MEXICO CITY (EFE) -- Some 3,000 Mexican migrant farmers who worked in the United States between 1942 and 1964 demonstrated in front of the U.S. Embassy here Thursday to demand the return of money deducted from their wages during that period.
Police told EFE the demonstration was carried out without incident and the former "braceros," as migrant farmers who worked in the United States are known in Mexico, caused no damage to the building.
The former farm workers arrived at the U.S. Embassy in downtown Mexico City in around 25 buses from the states of Michoacan, Oaxaca and Tlaxcala to demand the return of their lost wages.
The demonstrators were part of the Bracero Program, which allowed Mexican emigrants to work on U.S. farms at a time when the country had a shortage of laborers due to its involvement in World War II and the Korean War.
Under the program, U.S. authorities deducted 10 percent of the migrant workers' wages and placed them in savings accounts, which were supposed to be given to the farmers upon their return to Mexico.

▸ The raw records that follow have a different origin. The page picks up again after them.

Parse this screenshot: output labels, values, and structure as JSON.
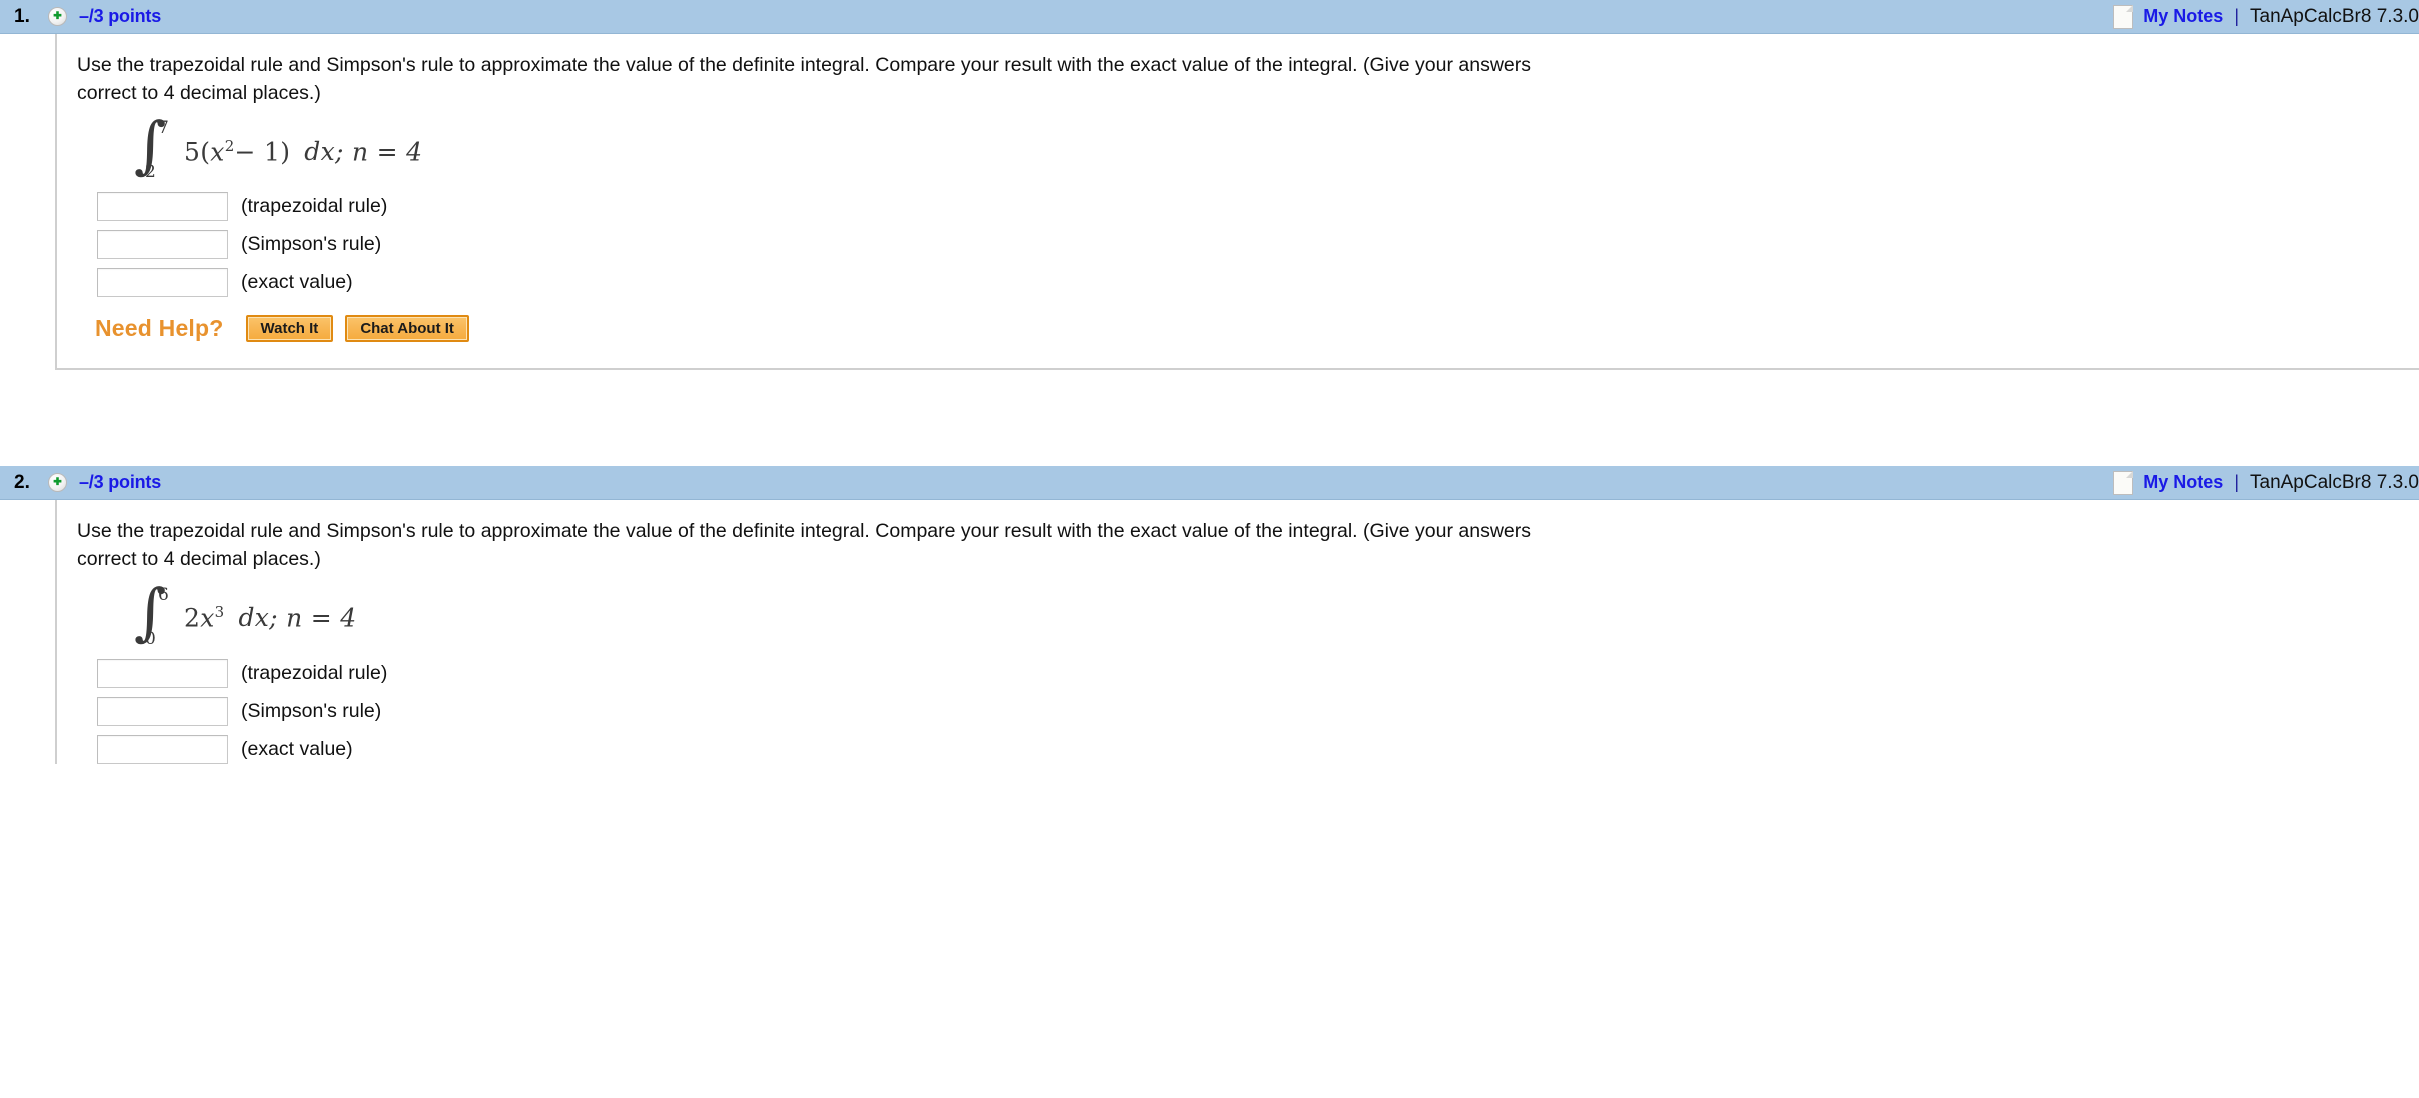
{
  "page": {
    "background": "#ffffff",
    "header_bg": "#a8c8e4",
    "accent_blue": "#1a1ae6",
    "accent_orange": "#e8922e",
    "button_orange": "#f8b755"
  },
  "questions": [
    {
      "number": "1.",
      "plus_icon": "plus-circle-icon",
      "points": "–/3 points",
      "notes_icon": "note-page-icon",
      "notes_label": "My Notes",
      "separator": "|",
      "book_code": "TanApCalcBr8 7.3.0",
      "prompt_line1": "Use the trapezoidal rule and Simpson's rule to approximate the value of the definite integral. Compare your result with the exact value of the integral. (Give your answers",
      "prompt_line2": "correct to 4 decimal places.)",
      "math": {
        "integral_symbol": "∫",
        "upper_limit": "7",
        "lower_limit": "2",
        "integrand_coefficient": "5",
        "integrand_open": "(",
        "integrand_variable": "x",
        "integrand_exponent": "2",
        "integrand_minus": "− 1",
        "integrand_close": ")",
        "differential": "dx;",
        "n_label": "n = 4",
        "plain": "∫ from 2 to 7 of 5(x² − 1) dx; n = 4"
      },
      "answers": [
        {
          "value": "",
          "placeholder": "",
          "label": "(trapezoidal rule)"
        },
        {
          "value": "",
          "placeholder": "",
          "label": "(Simpson's rule)"
        },
        {
          "value": "",
          "placeholder": "",
          "label": "(exact value)"
        }
      ],
      "need_help": {
        "label": "Need Help?",
        "buttons": [
          "Watch It",
          "Chat About It"
        ]
      }
    },
    {
      "number": "2.",
      "plus_icon": "plus-circle-icon",
      "points": "–/3 points",
      "notes_icon": "note-page-icon",
      "notes_label": "My Notes",
      "separator": "|",
      "book_code": "TanApCalcBr8 7.3.0",
      "prompt_line1": "Use the trapezoidal rule and Simpson's rule to approximate the value of the definite integral. Compare your result with the exact value of the integral. (Give your answers",
      "prompt_line2": "correct to 4 decimal places.)",
      "math": {
        "integral_symbol": "∫",
        "upper_limit": "6",
        "lower_limit": "0",
        "integrand_coefficient": "2",
        "integrand_open": "",
        "integrand_variable": "x",
        "integrand_exponent": "3",
        "integrand_minus": "",
        "integrand_close": "",
        "differential": "dx;",
        "n_label": "n = 4",
        "plain": "∫ from 0 to 6 of 2x³ dx; n = 4"
      },
      "answers": [
        {
          "value": "",
          "placeholder": "",
          "label": "(trapezoidal rule)"
        },
        {
          "value": "",
          "placeholder": "",
          "label": "(Simpson's rule)"
        },
        {
          "value": "",
          "placeholder": "",
          "label": "(exact value)"
        }
      ]
    }
  ]
}
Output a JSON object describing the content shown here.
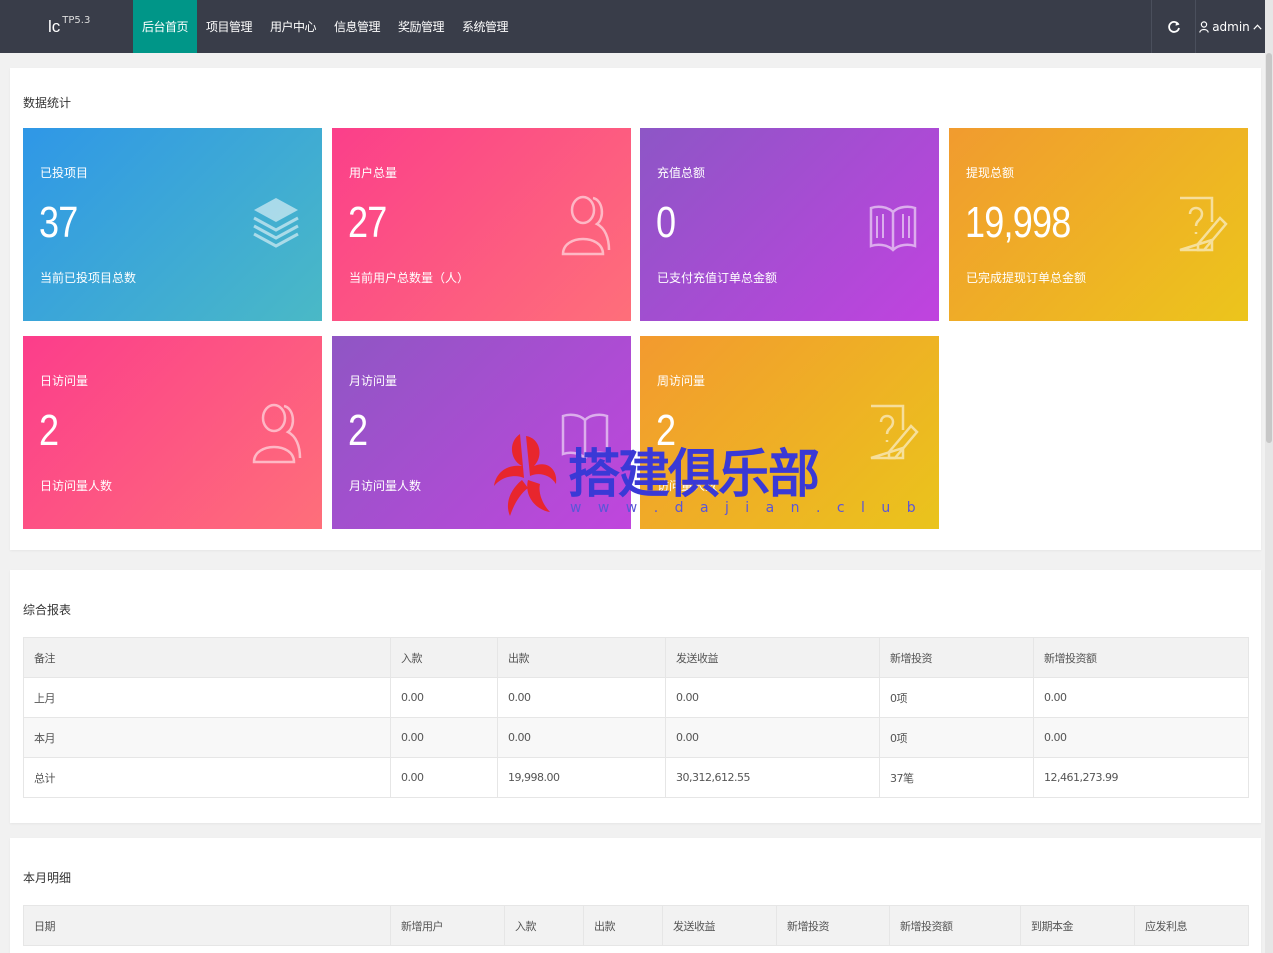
{
  "header": {
    "logo_text": "lc",
    "logo_version": "TP5.3",
    "nav": [
      "后台首页",
      "项目管理",
      "用户中心",
      "信息管理",
      "奖励管理",
      "系统管理"
    ],
    "refresh_glyph": "↻",
    "user_name": "admin",
    "user_caret": "^"
  },
  "stats": {
    "title": "数据统计",
    "cards": [
      {
        "label": "已投项目",
        "value": "37",
        "desc": "当前已投项目总数",
        "icon": "layers-icon"
      },
      {
        "label": "用户总量",
        "value": "27",
        "desc": "当前用户总数量（人）",
        "icon": "user-icon"
      },
      {
        "label": "充值总额",
        "value": "0",
        "desc": "已支付充值订单总金额",
        "icon": "book-icon"
      },
      {
        "label": "提现总额",
        "value": "19,998",
        "desc": "已完成提现订单总金额",
        "icon": "help-doc-icon"
      },
      {
        "label": "日访问量",
        "value": "2",
        "desc": "日访问量人数",
        "icon": "user-icon"
      },
      {
        "label": "月访问量",
        "value": "2",
        "desc": "月访问量人数",
        "icon": "book-icon"
      },
      {
        "label": "周访问量",
        "value": "2",
        "desc": "访问量人数",
        "icon": "help-doc-icon"
      }
    ]
  },
  "report": {
    "title": "综合报表",
    "columns": [
      "备注",
      "入款",
      "出款",
      "发送收益",
      "新增投资",
      "新增投资额"
    ],
    "rows": [
      [
        "上月",
        "0.00",
        "0.00",
        "0.00",
        "0项",
        "0.00"
      ],
      [
        "本月",
        "0.00",
        "0.00",
        "0.00",
        "0项",
        "0.00"
      ],
      [
        "总计",
        "0.00",
        "19,998.00",
        "30,312,612.55",
        "37笔",
        "12,461,273.99"
      ]
    ]
  },
  "monthly": {
    "title": "本月明细",
    "columns": [
      "日期",
      "新增用户",
      "入款",
      "出款",
      "发送收益",
      "新增投资",
      "新增投资额",
      "到期本金",
      "应发利息"
    ]
  },
  "watermark": {
    "text": "搭建俱乐部",
    "url": "w w w . d a j i a n . c l u b"
  },
  "colors": {
    "header_bg": "#393d49",
    "active_nav": "#009688",
    "watermark": "#3a39d6",
    "watermark_logo": "#e8262d"
  }
}
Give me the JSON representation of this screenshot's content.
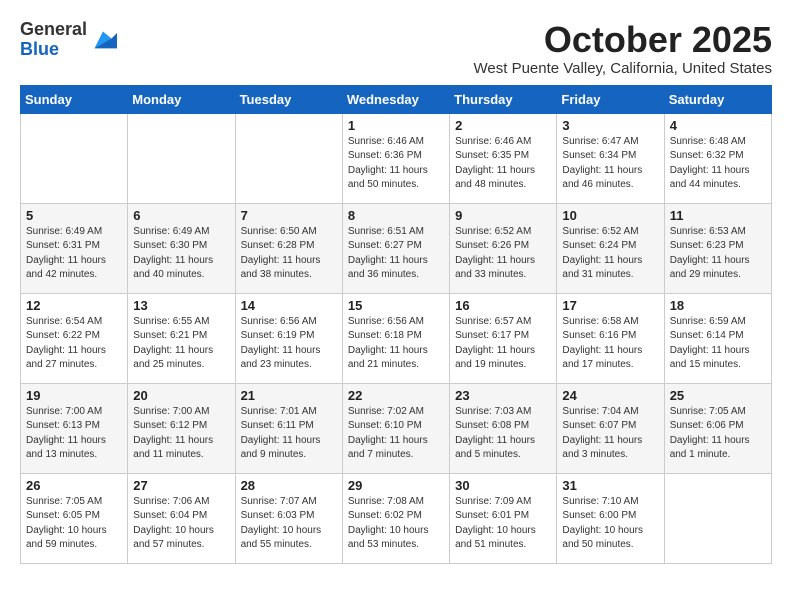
{
  "header": {
    "logo_line1": "General",
    "logo_line2": "Blue",
    "month": "October 2025",
    "location": "West Puente Valley, California, United States"
  },
  "weekdays": [
    "Sunday",
    "Monday",
    "Tuesday",
    "Wednesday",
    "Thursday",
    "Friday",
    "Saturday"
  ],
  "weeks": [
    [
      {
        "day": "",
        "info": ""
      },
      {
        "day": "",
        "info": ""
      },
      {
        "day": "",
        "info": ""
      },
      {
        "day": "1",
        "info": "Sunrise: 6:46 AM\nSunset: 6:36 PM\nDaylight: 11 hours\nand 50 minutes."
      },
      {
        "day": "2",
        "info": "Sunrise: 6:46 AM\nSunset: 6:35 PM\nDaylight: 11 hours\nand 48 minutes."
      },
      {
        "day": "3",
        "info": "Sunrise: 6:47 AM\nSunset: 6:34 PM\nDaylight: 11 hours\nand 46 minutes."
      },
      {
        "day": "4",
        "info": "Sunrise: 6:48 AM\nSunset: 6:32 PM\nDaylight: 11 hours\nand 44 minutes."
      }
    ],
    [
      {
        "day": "5",
        "info": "Sunrise: 6:49 AM\nSunset: 6:31 PM\nDaylight: 11 hours\nand 42 minutes."
      },
      {
        "day": "6",
        "info": "Sunrise: 6:49 AM\nSunset: 6:30 PM\nDaylight: 11 hours\nand 40 minutes."
      },
      {
        "day": "7",
        "info": "Sunrise: 6:50 AM\nSunset: 6:28 PM\nDaylight: 11 hours\nand 38 minutes."
      },
      {
        "day": "8",
        "info": "Sunrise: 6:51 AM\nSunset: 6:27 PM\nDaylight: 11 hours\nand 36 minutes."
      },
      {
        "day": "9",
        "info": "Sunrise: 6:52 AM\nSunset: 6:26 PM\nDaylight: 11 hours\nand 33 minutes."
      },
      {
        "day": "10",
        "info": "Sunrise: 6:52 AM\nSunset: 6:24 PM\nDaylight: 11 hours\nand 31 minutes."
      },
      {
        "day": "11",
        "info": "Sunrise: 6:53 AM\nSunset: 6:23 PM\nDaylight: 11 hours\nand 29 minutes."
      }
    ],
    [
      {
        "day": "12",
        "info": "Sunrise: 6:54 AM\nSunset: 6:22 PM\nDaylight: 11 hours\nand 27 minutes."
      },
      {
        "day": "13",
        "info": "Sunrise: 6:55 AM\nSunset: 6:21 PM\nDaylight: 11 hours\nand 25 minutes."
      },
      {
        "day": "14",
        "info": "Sunrise: 6:56 AM\nSunset: 6:19 PM\nDaylight: 11 hours\nand 23 minutes."
      },
      {
        "day": "15",
        "info": "Sunrise: 6:56 AM\nSunset: 6:18 PM\nDaylight: 11 hours\nand 21 minutes."
      },
      {
        "day": "16",
        "info": "Sunrise: 6:57 AM\nSunset: 6:17 PM\nDaylight: 11 hours\nand 19 minutes."
      },
      {
        "day": "17",
        "info": "Sunrise: 6:58 AM\nSunset: 6:16 PM\nDaylight: 11 hours\nand 17 minutes."
      },
      {
        "day": "18",
        "info": "Sunrise: 6:59 AM\nSunset: 6:14 PM\nDaylight: 11 hours\nand 15 minutes."
      }
    ],
    [
      {
        "day": "19",
        "info": "Sunrise: 7:00 AM\nSunset: 6:13 PM\nDaylight: 11 hours\nand 13 minutes."
      },
      {
        "day": "20",
        "info": "Sunrise: 7:00 AM\nSunset: 6:12 PM\nDaylight: 11 hours\nand 11 minutes."
      },
      {
        "day": "21",
        "info": "Sunrise: 7:01 AM\nSunset: 6:11 PM\nDaylight: 11 hours\nand 9 minutes."
      },
      {
        "day": "22",
        "info": "Sunrise: 7:02 AM\nSunset: 6:10 PM\nDaylight: 11 hours\nand 7 minutes."
      },
      {
        "day": "23",
        "info": "Sunrise: 7:03 AM\nSunset: 6:08 PM\nDaylight: 11 hours\nand 5 minutes."
      },
      {
        "day": "24",
        "info": "Sunrise: 7:04 AM\nSunset: 6:07 PM\nDaylight: 11 hours\nand 3 minutes."
      },
      {
        "day": "25",
        "info": "Sunrise: 7:05 AM\nSunset: 6:06 PM\nDaylight: 11 hours\nand 1 minute."
      }
    ],
    [
      {
        "day": "26",
        "info": "Sunrise: 7:05 AM\nSunset: 6:05 PM\nDaylight: 10 hours\nand 59 minutes."
      },
      {
        "day": "27",
        "info": "Sunrise: 7:06 AM\nSunset: 6:04 PM\nDaylight: 10 hours\nand 57 minutes."
      },
      {
        "day": "28",
        "info": "Sunrise: 7:07 AM\nSunset: 6:03 PM\nDaylight: 10 hours\nand 55 minutes."
      },
      {
        "day": "29",
        "info": "Sunrise: 7:08 AM\nSunset: 6:02 PM\nDaylight: 10 hours\nand 53 minutes."
      },
      {
        "day": "30",
        "info": "Sunrise: 7:09 AM\nSunset: 6:01 PM\nDaylight: 10 hours\nand 51 minutes."
      },
      {
        "day": "31",
        "info": "Sunrise: 7:10 AM\nSunset: 6:00 PM\nDaylight: 10 hours\nand 50 minutes."
      },
      {
        "day": "",
        "info": ""
      }
    ]
  ]
}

According to the United States, the savings accounts - worth between $150 million and $3 billion, according to different sources - were transferred to the Central Bank of Mexico, which transferred the funds to Banrural, which is scheduled to be liquidated in March.
Roughly 2-2.5 million Mexicans participated in the Bracero Program in a total of 4.6 million contracts.
The braceros have routinely criticized the Mexican government's lack of willingness to either release their funds to them or demand money from the United States to meet the commitment.